Dynamic Programming Questions Long
Dynamic Programming can be used to solve the matrix chain multiplication problem by breaking it down into smaller subproblems and solving them in a bottom-up manner. The matrix chain multiplication problem involves finding the most efficient way to multiply a series of matrices together.
To solve this problem using Dynamic Programming, we can define a 2D table, let's call it "m", where m[i][j] represents the minimum number of scalar multiplications needed to compute the matrix product of matrices from i to j (inclusive). The dimensions of this table will be (n x n), where n is the number of matrices in the chain.
We start by filling in the diagonal elements of the table, i.e., m[i][i] = 0, as multiplying a single matrix requires no scalar multiplications.
Next, we iterate over the chain length, starting from 2 up to n. For each chain length, we iterate over all possible starting positions of the chain, denoted by the variable "i". The ending position of the chain, denoted by the variable "j", is calculated based on the chain length and starting position.
For each combination of i and j, we calculate the minimum number of scalar multiplications needed to compute the matrix product of matrices from i to j. This can be done by considering all possible partition points within the chain and finding the one that minimizes the total number of scalar multiplications.
The formula to calculate m[i][j] is as follows:
m[i][j] = min(m[i][k] + m[k+1][j] + p[i-1] * p[k] * p[j])

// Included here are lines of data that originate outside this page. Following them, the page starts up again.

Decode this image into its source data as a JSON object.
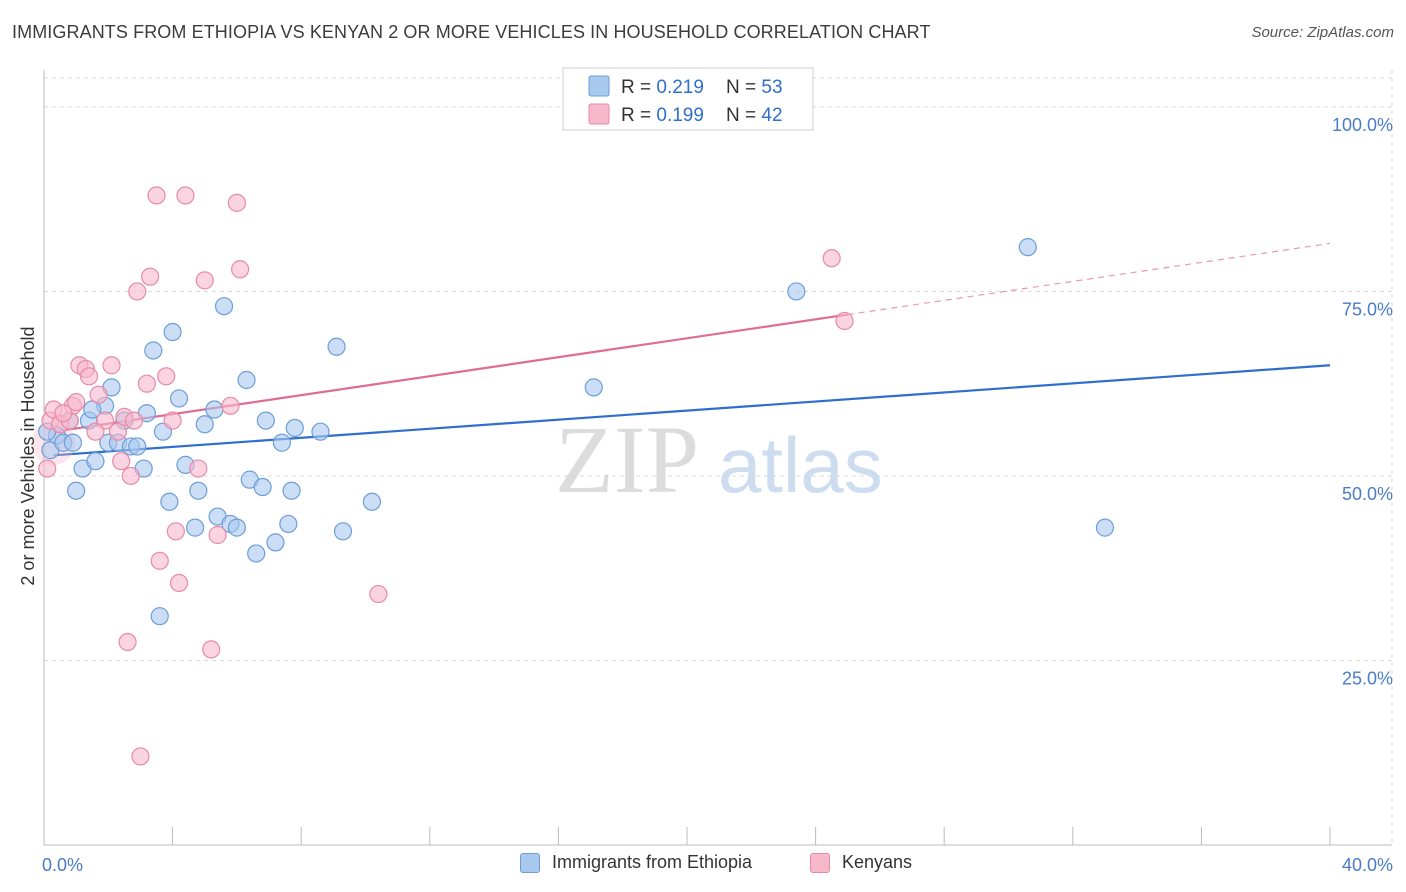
{
  "title": "IMMIGRANTS FROM ETHIOPIA VS KENYAN 2 OR MORE VEHICLES IN HOUSEHOLD CORRELATION CHART",
  "source": "Source: ZipAtlas.com",
  "watermark": {
    "zip": "ZIP",
    "atlas": "atlas"
  },
  "colors": {
    "blue_fill": "#a9c8ee",
    "blue_stroke": "#6d9ed8",
    "blue_line": "#2f6fcc",
    "pink_fill": "#f7b8cc",
    "pink_stroke": "#e88aa8",
    "pink_line": "#e06b93",
    "axis_label": "#4a7cc7",
    "grid": "#d9d9d9"
  },
  "legend_top": [
    {
      "r_label": "R = ",
      "r_value": "0.219",
      "n_label": "N = ",
      "n_value": "53",
      "color": "blue"
    },
    {
      "r_label": "R = ",
      "r_value": "0.199",
      "n_label": "N = ",
      "n_value": "42",
      "color": "pink"
    }
  ],
  "legend_bottom": [
    {
      "label": "Immigrants from Ethiopia",
      "color": "blue"
    },
    {
      "label": "Kenyans",
      "color": "pink"
    }
  ],
  "chart_data": {
    "type": "scatter",
    "ylabel": "2 or more Vehicles in Household",
    "xlim": [
      0,
      40
    ],
    "ylim": [
      0,
      105
    ],
    "x_tick_labels": [
      {
        "value": 0,
        "label": "0.0%"
      },
      {
        "value": 40,
        "label": "40.0%"
      }
    ],
    "y_tick_labels": [
      {
        "value": 25,
        "label": "25.0%"
      },
      {
        "value": 50,
        "label": "50.0%"
      },
      {
        "value": 75,
        "label": "75.0%"
      },
      {
        "value": 100,
        "label": "100.0%"
      }
    ],
    "grid": true,
    "series": [
      {
        "name": "Immigrants from Ethiopia",
        "color": "blue",
        "trend": {
          "x": [
            0.3,
            40
          ],
          "y": [
            52.8,
            65.0
          ],
          "dashed_from": null
        },
        "points": [
          [
            0.2,
            53.5
          ],
          [
            0.4,
            55.5
          ],
          [
            0.6,
            54.5
          ],
          [
            0.8,
            57.5
          ],
          [
            0.9,
            54.5
          ],
          [
            1.0,
            48.0
          ],
          [
            1.2,
            51.0
          ],
          [
            1.4,
            57.5
          ],
          [
            1.6,
            52.0
          ],
          [
            1.9,
            59.5
          ],
          [
            2.0,
            54.5
          ],
          [
            2.1,
            62.0
          ],
          [
            2.3,
            54.5
          ],
          [
            2.5,
            57.5
          ],
          [
            2.7,
            54.0
          ],
          [
            2.9,
            54.0
          ],
          [
            3.1,
            51.0
          ],
          [
            3.2,
            58.5
          ],
          [
            3.4,
            67.0
          ],
          [
            3.6,
            31.0
          ],
          [
            3.7,
            56.0
          ],
          [
            3.9,
            46.5
          ],
          [
            4.0,
            69.5
          ],
          [
            4.2,
            60.5
          ],
          [
            4.4,
            51.5
          ],
          [
            4.7,
            43.0
          ],
          [
            4.8,
            48.0
          ],
          [
            5.0,
            57.0
          ],
          [
            5.3,
            59.0
          ],
          [
            5.4,
            44.5
          ],
          [
            5.6,
            73.0
          ],
          [
            5.8,
            43.5
          ],
          [
            6.0,
            43.0
          ],
          [
            6.3,
            63.0
          ],
          [
            6.4,
            49.5
          ],
          [
            6.6,
            39.5
          ],
          [
            6.8,
            48.5
          ],
          [
            6.9,
            57.5
          ],
          [
            7.2,
            41.0
          ],
          [
            7.4,
            54.5
          ],
          [
            7.6,
            43.5
          ],
          [
            7.7,
            48.0
          ],
          [
            7.8,
            56.5
          ],
          [
            8.6,
            56.0
          ],
          [
            9.1,
            67.5
          ],
          [
            9.3,
            42.5
          ],
          [
            10.2,
            46.5
          ],
          [
            17.1,
            62.0
          ],
          [
            23.4,
            75.0
          ],
          [
            30.6,
            81.0
          ],
          [
            33.0,
            43.0
          ],
          [
            0.1,
            56.0
          ],
          [
            1.5,
            59.0
          ]
        ]
      },
      {
        "name": "Kenyans",
        "color": "pink",
        "trend": {
          "x": [
            0.3,
            40
          ],
          "y": [
            56.0,
            81.5
          ],
          "dashed_from": 25.0
        },
        "points": [
          [
            0.1,
            51.0
          ],
          [
            0.2,
            57.5
          ],
          [
            0.3,
            59.0
          ],
          [
            0.5,
            57.0
          ],
          [
            0.8,
            57.5
          ],
          [
            0.9,
            59.5
          ],
          [
            1.0,
            60.0
          ],
          [
            1.1,
            65.0
          ],
          [
            1.3,
            64.5
          ],
          [
            1.4,
            63.5
          ],
          [
            1.7,
            61.0
          ],
          [
            1.9,
            57.5
          ],
          [
            2.1,
            65.0
          ],
          [
            2.3,
            56.0
          ],
          [
            2.4,
            52.0
          ],
          [
            2.5,
            58.0
          ],
          [
            2.6,
            27.5
          ],
          [
            2.7,
            50.0
          ],
          [
            2.8,
            57.5
          ],
          [
            2.9,
            75.0
          ],
          [
            3.0,
            12.0
          ],
          [
            3.2,
            62.5
          ],
          [
            3.3,
            77.0
          ],
          [
            3.5,
            88.0
          ],
          [
            3.6,
            38.5
          ],
          [
            3.8,
            63.5
          ],
          [
            4.0,
            57.5
          ],
          [
            4.1,
            42.5
          ],
          [
            4.2,
            35.5
          ],
          [
            4.4,
            88.0
          ],
          [
            4.8,
            51.0
          ],
          [
            5.0,
            76.5
          ],
          [
            5.2,
            26.5
          ],
          [
            5.8,
            59.5
          ],
          [
            6.0,
            87.0
          ],
          [
            6.1,
            78.0
          ],
          [
            10.4,
            34.0
          ],
          [
            24.5,
            79.5
          ],
          [
            24.9,
            71.0
          ],
          [
            0.6,
            58.5
          ],
          [
            1.6,
            56.0
          ],
          [
            5.4,
            42.0
          ]
        ]
      }
    ]
  }
}
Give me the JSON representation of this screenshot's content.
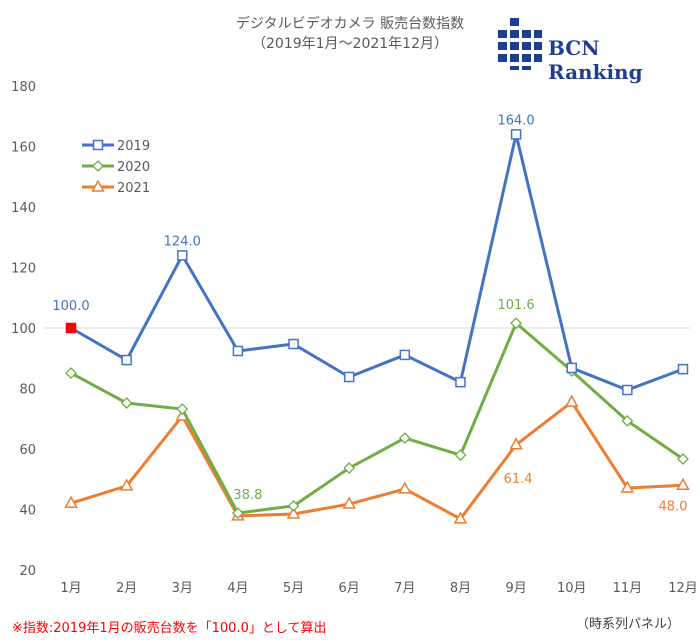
{
  "header": {
    "title_line1": "デジタルビデオカメラ 販売台数指数",
    "title_line2": "（2019年1月〜2021年12月）",
    "logo_text": "BCN Ranking"
  },
  "footer": {
    "note": "※指数:2019年1月の販売台数を「100.0」として算出",
    "panel_label": "（時系列パネル）"
  },
  "colors": {
    "2019": "#4472c4",
    "2020": "#70ad47",
    "2021": "#ed7d31",
    "baseline_marker": "#ff0000"
  },
  "chart_data": {
    "type": "line",
    "title": "デジタルビデオカメラ 販売台数指数",
    "categories": [
      "1月",
      "2月",
      "3月",
      "4月",
      "5月",
      "6月",
      "7月",
      "8月",
      "9月",
      "10月",
      "11月",
      "12月"
    ],
    "ylim": [
      20,
      180
    ],
    "yticks": [
      20,
      40,
      60,
      80,
      100,
      120,
      140,
      160,
      180
    ],
    "grid": false,
    "reference_line": 100,
    "legend": "top-left",
    "series": [
      {
        "name": "2019",
        "values": [
          100.0,
          89.4,
          124.0,
          92.4,
          94.7,
          83.8,
          91.1,
          82.1,
          164.0,
          86.8,
          79.5,
          86.4
        ],
        "marker": "square",
        "labels": [
          [
            0,
            "100.0"
          ],
          [
            2,
            "124.0"
          ],
          [
            8,
            "164.0"
          ]
        ]
      },
      {
        "name": "2020",
        "values": [
          85.1,
          75.2,
          73.2,
          38.8,
          41.2,
          53.7,
          63.6,
          58.0,
          101.6,
          85.8,
          69.3,
          56.7
        ],
        "marker": "diamond",
        "labels": [
          [
            3,
            "38.8"
          ],
          [
            8,
            "101.6"
          ]
        ]
      },
      {
        "name": "2021",
        "values": [
          42.1,
          47.8,
          70.9,
          37.9,
          38.5,
          41.8,
          46.8,
          36.9,
          61.4,
          75.5,
          47.1,
          48.0
        ],
        "marker": "triangle",
        "labels": [
          [
            8,
            "61.4"
          ],
          [
            11,
            "48.0"
          ]
        ]
      }
    ]
  }
}
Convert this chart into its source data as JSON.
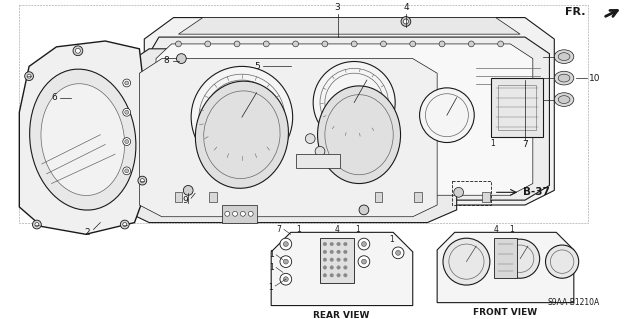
{
  "bg_color": "#ffffff",
  "fr_label": "FR.",
  "diagram_code": "S9AA-B1210A",
  "rear_view_label": "REAR VIEW",
  "front_view_label": "FRONT VIEW",
  "b37_label": "B-37",
  "line_color": "#1a1a1a",
  "gray_color": "#666666",
  "light_gray": "#cccccc"
}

where p[i-1], p[k], and p[j] represent the dimensions of the matrices involved in the multiplication.
By filling in the table in a bottom-up manner, we can eventually obtain the minimum number of scalar multiplications needed to compute the matrix product of the entire chain, which is stored in m[1][n].
Additionally, we can keep track of the partition points that give the optimal solution by maintaining another table, let's call it "s". The table s[i][j] stores the index of the partition point that gives the minimum number of scalar multiplications for the matrix product from i to j.
Once the tables m and s are filled, we can use the information in table s to reconstruct the optimal parenthesization of the matrix chain multiplication.
In summary, Dynamic Programming is used to solve the matrix chain multiplication problem by breaking it down into smaller subproblems and solving them in a bottom-up manner. By filling in a 2D table with the minimum number of scalar multiplications needed for each subproblem, we can eventually obtain the optimal solution for the entire matrix chain.